- DVD cover art
- Directed by: Leo Lee
- Written by: Leo Lee
- Produced by: Leilei Hu; Leo Lee;
- Starring: Ed Asner; Tim Curry; Matthew Lillard; George Takei;
- Narrated by: Ed Asner
- Cinematography: Chuntao Guo
- Edited by: Leo Lee
- Music by: Brian McKenna
- Production company: Zhejiang Versatile
- Distributed by: Gryphon Entertainment; Anderson Digital; Arc Entertainment;
- Release date: August 2, 2013;
- Running time: 80 minutes
- Country: China
- Language: Chinese

= Axel: The Biggest Little Hero =

Axel: The Biggest Little Hero (original title: Bonta) is a 2013 animated 3-D film written and directed by Leo Lee. The English-language version stars the voices of Yuri Lowenthal, Sarah Natochenny, Colleen O'Shaughnessey, Kate Higgins, Ed Asner, and Tim Curry. Under its original title of Bonta, the film released nationwide across China on August 2, 2013, as China's very first 3-D film to combine stereoscopic effects with CG technology, representing their highest level of animation.
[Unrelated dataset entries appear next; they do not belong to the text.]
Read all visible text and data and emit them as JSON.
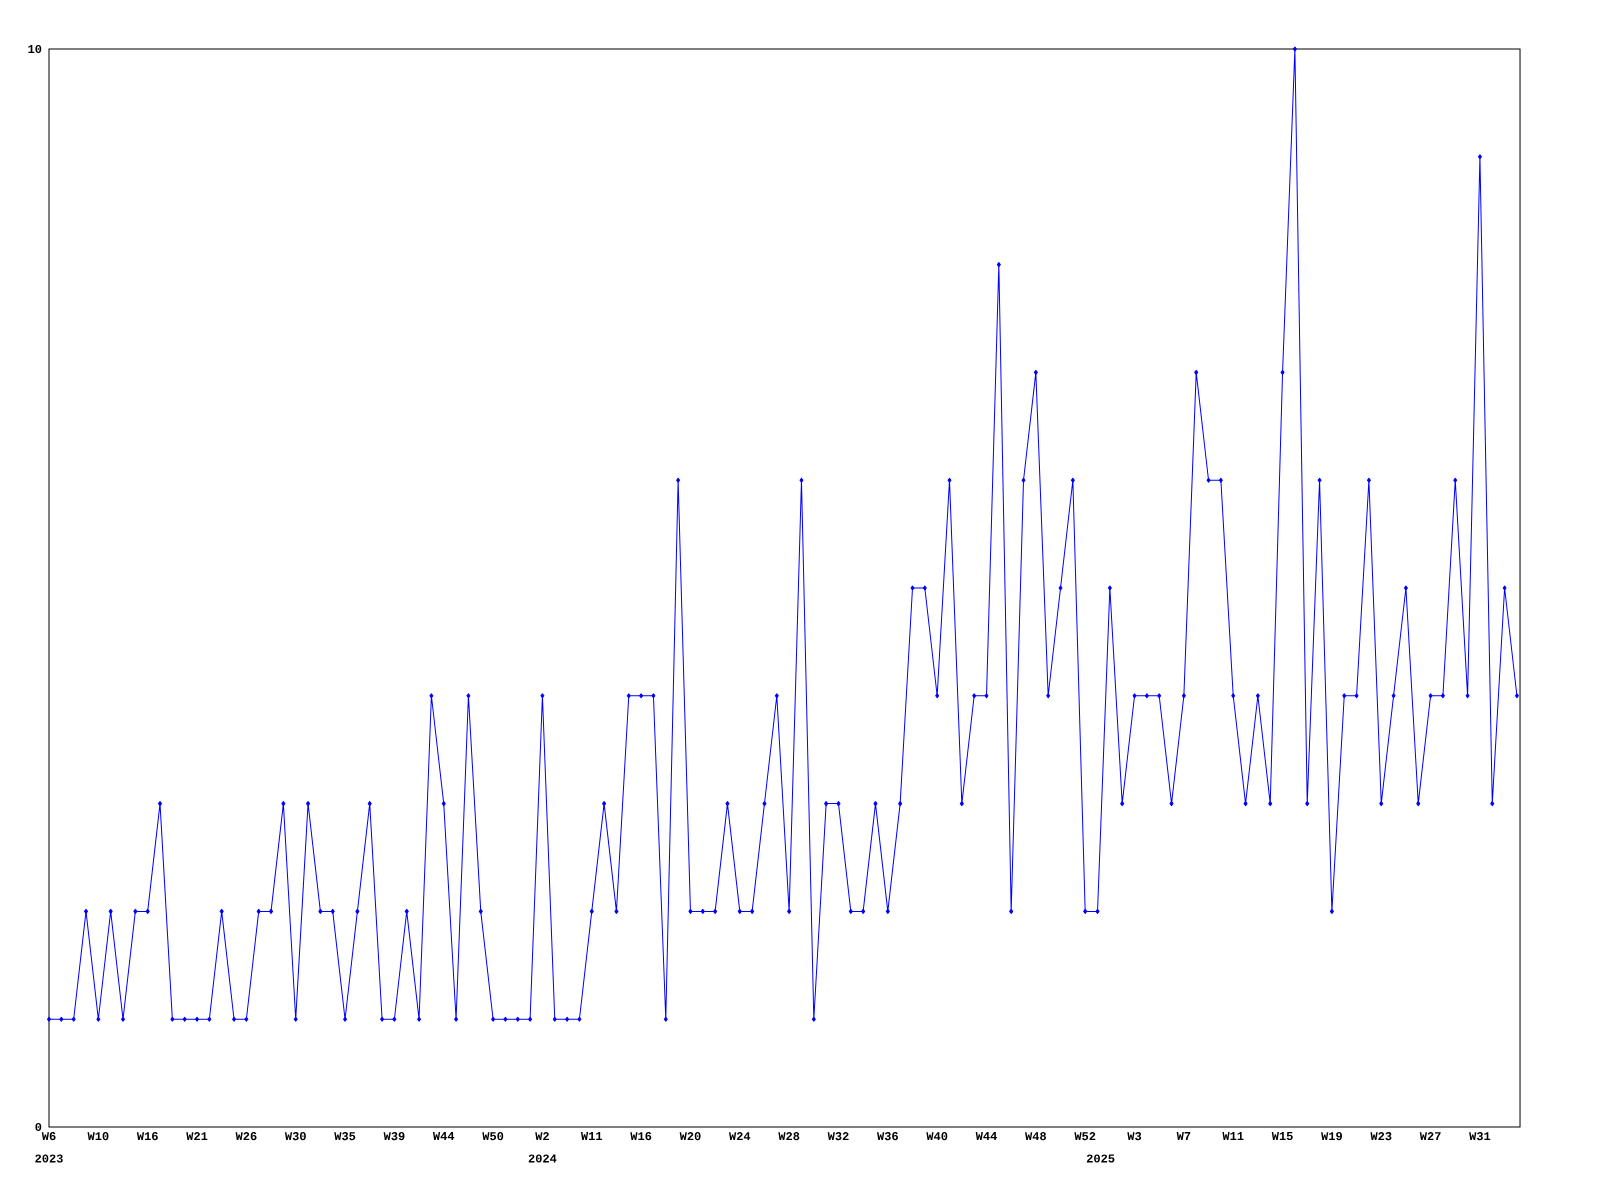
{
  "chart_data": {
    "type": "line",
    "color": "#0000ff",
    "marker": "diamond",
    "line_style": "solid",
    "grid": false,
    "categories": [
      "W6",
      null,
      null,
      null,
      "W10",
      null,
      null,
      null,
      "W16",
      null,
      null,
      null,
      "W21",
      null,
      null,
      null,
      "W26",
      null,
      null,
      null,
      "W30",
      null,
      null,
      null,
      "W35",
      null,
      null,
      null,
      "W39",
      null,
      null,
      null,
      "W44",
      null,
      null,
      null,
      "W50",
      null,
      null,
      null,
      "W2",
      null,
      null,
      null,
      "W11",
      null,
      null,
      null,
      "W16",
      null,
      null,
      null,
      "W20",
      null,
      null,
      null,
      "W24",
      null,
      null,
      null,
      "W28",
      null,
      null,
      null,
      "W32",
      null,
      null,
      null,
      "W36",
      null,
      null,
      null,
      "W40",
      null,
      null,
      null,
      "W44",
      null,
      null,
      null,
      "W48",
      null,
      null,
      null,
      "W52",
      null,
      null,
      null,
      "W3",
      null,
      null,
      null,
      "W7",
      null,
      null,
      null,
      "W11",
      null,
      null,
      null,
      "W15",
      null,
      null,
      null,
      "W19",
      null,
      null,
      null,
      "W23",
      null,
      null,
      null,
      "W27",
      null,
      null,
      null,
      "W31",
      null,
      null,
      null
    ],
    "values": [
      1,
      1,
      1,
      2,
      1,
      2,
      1,
      2,
      2,
      3,
      1,
      1,
      1,
      1,
      2,
      1,
      1,
      2,
      2,
      3,
      1,
      3,
      2,
      2,
      1,
      2,
      3,
      1,
      1,
      2,
      1,
      4,
      3,
      1,
      4,
      2,
      1,
      1,
      1,
      1,
      4,
      1,
      1,
      1,
      2,
      3,
      2,
      4,
      4,
      4,
      1,
      6,
      2,
      2,
      2,
      3,
      2,
      2,
      3,
      4,
      2,
      6,
      1,
      3,
      3,
      2,
      2,
      3,
      2,
      3,
      5,
      5,
      4,
      6,
      3,
      4,
      4,
      8,
      2,
      6,
      7,
      4,
      5,
      6,
      2,
      2,
      5,
      3,
      4,
      4,
      4,
      3,
      4,
      7,
      6,
      6,
      4,
      3,
      4,
      3,
      7,
      10,
      3,
      6,
      2,
      4,
      4,
      6,
      3,
      4,
      5,
      3,
      4,
      4,
      6,
      4,
      9,
      3,
      5,
      4
    ],
    "ylim": [
      0,
      10
    ],
    "yticks": [
      0,
      10
    ],
    "annotations": [
      "2023",
      "2024",
      "2025"
    ]
  }
}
The English-language version titled Axel: The Biggest Little Hero was released on DVD in the United States on June 3, 2014.

==Plot==
On the planet Earth, Axel (Yuri Lowenthal) and his best friend Jono (Colleen O'Shaughnessey) go out in search of a magical plant from the Bonta Forest that will feed their starving tribe, but they are threatened by the Lizard King (Matthew Lillard) who wants to take over the forest. The two become friends with a brave princess and a giant ostrich robot (Marc Thompson) who assist them on their journey for the plant.

==English cast==
- Yuri Lowenthal as Axel
- Colleen O'Shaughnessey as Jono
- Kate Higgins as Gaga
- Ed Asner as Bonta
- Tim Curry as Papa Qi
- Matthew Lillard as Lizard King
- George Takei as Elder
- Marc Thompson as 1st & 4th Guardians, Pootron, Mecha Lizard
- Sarah Natochenny as Boca
- Alyson Leigh Rosenfeld as Second Guardian
- Rebecca Soler as Neepop
- Veronica Taylor as Young Gaga

==Release==

Bonta theatrical poster

The 3-D film released nationwide across China under its original title of Bonta on August 2, 2013, before heading to film festivals in Europe and South Korea. The project screened October 3, 2013 at the 18th Busan International Film Festival and "won wide popularity among the viewers and Korean media".

===DVD===
As Axel: The Biggest Little Hero, the film was released on DVD in the United States on June 3, 2014.

== Reception ==
Common Sense Media gave the film three out of five stars, expressing frustration over the film's lack of immediate resolution while also commenting that they enjoyed the relationship between Axel and Jono. Dove was more wholly positive and called Axel a "charming and unique animated movie". Aced Magazine generally praised the film, remarking that the strangely animated characters would be appreciated by the target audience of small children. They also advised that since the adventure "gets a little rough" for youngsters, they that parents watch the film their children.